Sözlüklerde, “tiyatrovari” diye bir sözcük yok.”Tiyatrovari müsamereler yazmak” la ne denilmek istendiğini anlayamadım. Genç öğretmen adayları anlamış mıdır? Anladıklarını sanmıyorum. Müsamere,”Misalli Büyük Türkçe Sözlük’ te (Ar.semr-sumur” dostlarla sohbet etmek” ten müsamere) Okullarda öğrenciler tarafından hazırlanıp sunulan, piyes, şiir okuma vb. gösterilerin yer aldığı eğlence. Demek ki Başbakan Davutoğlu,”tiyatrovari eğlenceler yazmış!

Başbakan,”hoca-talebe ilişkisi” derken  cami imamı-talebe ilişkisinden mi söz etmek istiyor; yoksa öğretmen-öğrenci ilişkisinden mi söz ediyor, dersiniz! Yoksa öğretmenlerin de imam gibi olmalarını mı istiyor!

Başbakan,”öğretmenliğin kaynağı sevgidir.Hiçbir profesör ilkokul öğretmeninin yerini tutamaz, diyor.

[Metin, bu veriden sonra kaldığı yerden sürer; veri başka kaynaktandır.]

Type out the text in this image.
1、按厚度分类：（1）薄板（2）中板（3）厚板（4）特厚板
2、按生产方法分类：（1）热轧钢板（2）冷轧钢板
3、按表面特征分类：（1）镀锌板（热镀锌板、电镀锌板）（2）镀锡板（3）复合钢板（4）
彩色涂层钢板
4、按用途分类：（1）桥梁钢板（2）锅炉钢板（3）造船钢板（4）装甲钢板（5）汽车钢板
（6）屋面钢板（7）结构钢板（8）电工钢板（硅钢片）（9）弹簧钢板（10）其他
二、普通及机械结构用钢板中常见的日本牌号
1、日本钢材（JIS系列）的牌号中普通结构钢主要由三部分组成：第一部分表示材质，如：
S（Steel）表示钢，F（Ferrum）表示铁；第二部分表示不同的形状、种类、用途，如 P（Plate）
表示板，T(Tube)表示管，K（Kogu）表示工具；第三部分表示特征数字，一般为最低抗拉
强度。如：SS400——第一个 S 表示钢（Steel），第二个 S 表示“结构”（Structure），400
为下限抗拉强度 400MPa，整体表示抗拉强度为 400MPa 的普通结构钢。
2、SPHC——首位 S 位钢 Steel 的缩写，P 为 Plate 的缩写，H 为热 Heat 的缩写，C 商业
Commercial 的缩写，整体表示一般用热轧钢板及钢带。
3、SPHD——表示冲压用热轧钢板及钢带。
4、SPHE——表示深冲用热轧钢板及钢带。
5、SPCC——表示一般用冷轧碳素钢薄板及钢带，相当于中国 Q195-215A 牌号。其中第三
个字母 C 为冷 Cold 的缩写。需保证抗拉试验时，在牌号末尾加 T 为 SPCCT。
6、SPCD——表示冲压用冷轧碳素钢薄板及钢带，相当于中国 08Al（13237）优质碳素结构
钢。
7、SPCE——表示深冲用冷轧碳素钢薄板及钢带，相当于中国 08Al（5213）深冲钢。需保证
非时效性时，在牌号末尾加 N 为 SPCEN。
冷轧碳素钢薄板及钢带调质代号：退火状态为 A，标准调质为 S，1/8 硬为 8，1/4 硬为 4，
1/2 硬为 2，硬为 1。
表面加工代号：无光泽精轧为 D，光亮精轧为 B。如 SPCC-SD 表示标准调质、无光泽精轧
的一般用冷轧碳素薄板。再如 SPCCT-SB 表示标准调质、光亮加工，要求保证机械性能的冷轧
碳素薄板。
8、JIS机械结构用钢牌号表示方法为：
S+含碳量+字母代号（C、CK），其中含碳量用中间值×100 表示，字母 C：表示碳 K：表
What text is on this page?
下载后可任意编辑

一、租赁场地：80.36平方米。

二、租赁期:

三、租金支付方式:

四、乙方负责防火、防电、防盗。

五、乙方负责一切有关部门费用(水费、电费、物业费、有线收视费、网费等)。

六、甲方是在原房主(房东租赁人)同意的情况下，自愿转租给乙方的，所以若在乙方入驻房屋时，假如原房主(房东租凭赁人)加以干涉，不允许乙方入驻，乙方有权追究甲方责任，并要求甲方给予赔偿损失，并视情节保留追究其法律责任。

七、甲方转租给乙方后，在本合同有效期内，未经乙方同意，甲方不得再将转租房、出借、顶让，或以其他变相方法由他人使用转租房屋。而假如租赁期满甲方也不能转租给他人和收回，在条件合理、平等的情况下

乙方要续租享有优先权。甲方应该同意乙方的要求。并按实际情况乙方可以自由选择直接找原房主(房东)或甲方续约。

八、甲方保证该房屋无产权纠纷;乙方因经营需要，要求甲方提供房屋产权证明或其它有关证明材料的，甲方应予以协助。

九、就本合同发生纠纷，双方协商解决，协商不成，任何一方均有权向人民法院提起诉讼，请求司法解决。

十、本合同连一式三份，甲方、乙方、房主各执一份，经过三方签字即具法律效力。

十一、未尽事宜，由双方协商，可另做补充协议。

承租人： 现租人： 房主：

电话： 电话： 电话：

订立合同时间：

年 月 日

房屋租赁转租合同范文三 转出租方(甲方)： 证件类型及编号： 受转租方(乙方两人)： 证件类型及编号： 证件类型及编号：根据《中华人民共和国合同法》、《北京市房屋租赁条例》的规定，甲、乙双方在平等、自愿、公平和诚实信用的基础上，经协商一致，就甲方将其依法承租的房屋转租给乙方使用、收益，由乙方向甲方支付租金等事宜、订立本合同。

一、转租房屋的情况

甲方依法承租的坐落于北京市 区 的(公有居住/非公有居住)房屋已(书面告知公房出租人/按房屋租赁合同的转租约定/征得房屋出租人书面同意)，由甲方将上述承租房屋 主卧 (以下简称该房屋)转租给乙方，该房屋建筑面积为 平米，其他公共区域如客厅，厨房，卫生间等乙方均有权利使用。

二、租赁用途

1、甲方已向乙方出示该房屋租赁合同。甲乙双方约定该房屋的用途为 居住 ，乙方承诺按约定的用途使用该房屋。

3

Öğretmenim Halis Özgü de “Öğretmenliğin amentüsü,”sevmektir” derdi. Kalpleri açan bu sihirli anahtarı, Başbakan Davutoğlu ’nun da yerinde ve zamanında kullanması, sevindirici.

Sevgi, ahlâk, etik değerler, dostluk, kardeşlik… sıcak, insanları birbirine yaklaştıran sözcükler de toplumun yarısını dışlayan bu yönetim, bu değerleri, nasıl içselleştirip yaşama geçirecek. İktidar, İmam Hatip mezunu öğretmenle diğer öğretmenlere aynı gözle mi bakıyor?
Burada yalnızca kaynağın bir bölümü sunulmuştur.